The quality of life in surviving patients was good, with few side effects, although problems remain, such as CyA dependence, clonal evolution, relapse of the aplasia, and persistent cytopenia. Some of these problems are transient; relapse can be treated; reduction in the expression of GPI-AP is not necessarily associated with clinical problems; and cytogenetic abnormalities can disappear. However, a small number of patients will progress to develop hematologic myelodysplasia or leukemia and may die of these disorders. Whether new growth factors or high-dose cyclophosphamide11 will improve hematologic recovery and reduce these complications remains to be determined. Given these drawbacks and the results reported for HLA-identical sibling transplants,12 we suggest first-line bone marrow transplantation in patients up to the age of 40 when an identical sibling is available. On the other hand, survival after alternative donor transplants13-15 is still inferior to results shown in the present study in any age group, making combined immunosuppressive therapy more attractive for patients lacking an identical sibling.
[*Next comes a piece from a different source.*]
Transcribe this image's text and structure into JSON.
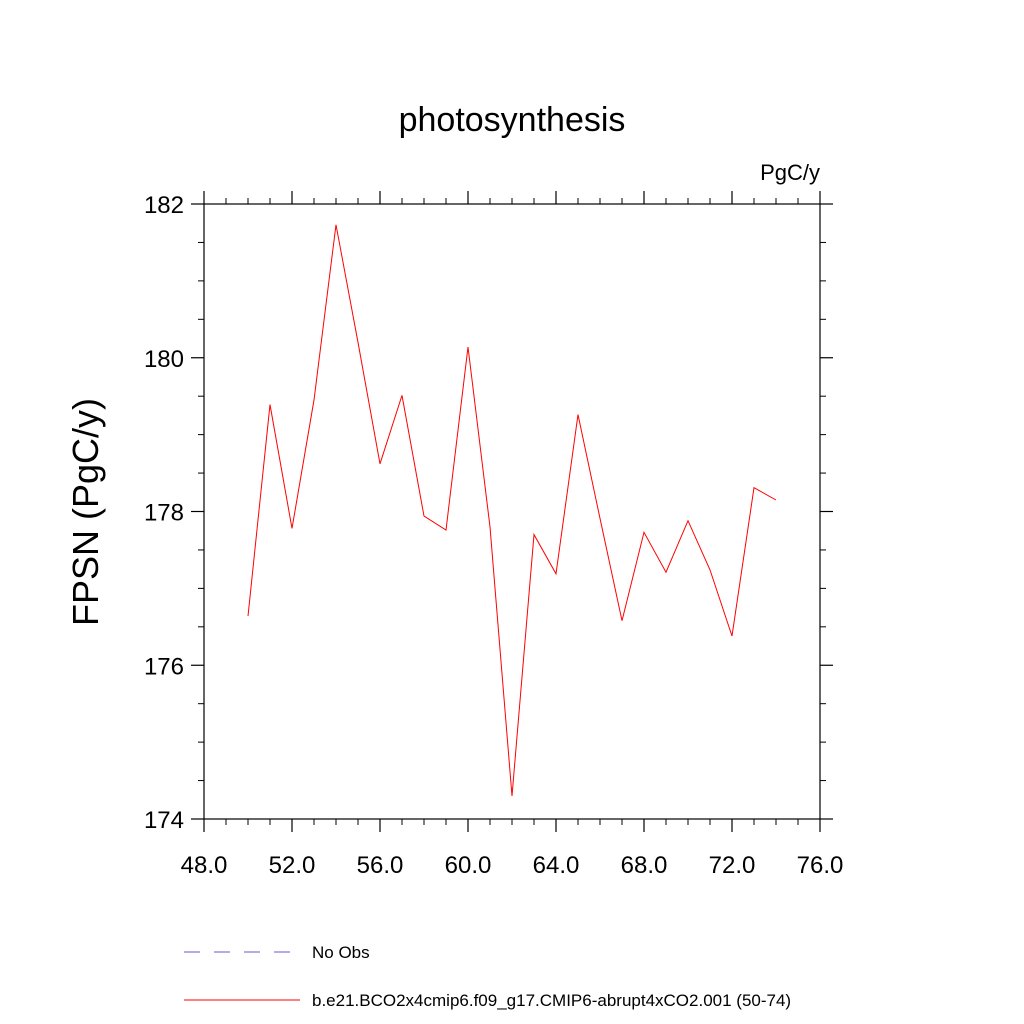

One important question is whether G-CSF is required to achieve the excellent survival shown with the 4-drug combination, and the only way to answer this question is with a prospective randomized trial. One such trial has been conducted and has shown earlier neutrophil recovery and fewer infections, but has failed to show a higher rate of trilineage response or survival in the G-CSF–treated group.16 The number of patients in that trial was small and mortality was higher than reported in this study (19%), despite a shorter follow-up. A second trial is being activated by the European Group for Blood and Marrow Transplantation Working Party on Severe Aplastic Anemia. Although there is no formal proof of a significant advantage for patients receiving G-CSF in association with ALG and CyA, this remains an excellent combination for first-line therapy in SAA patients. In addition, the significant prognostic effect of a WBC increase during G-CSF treatment may allow early identification of patients who are eligible for alternative donor transplants.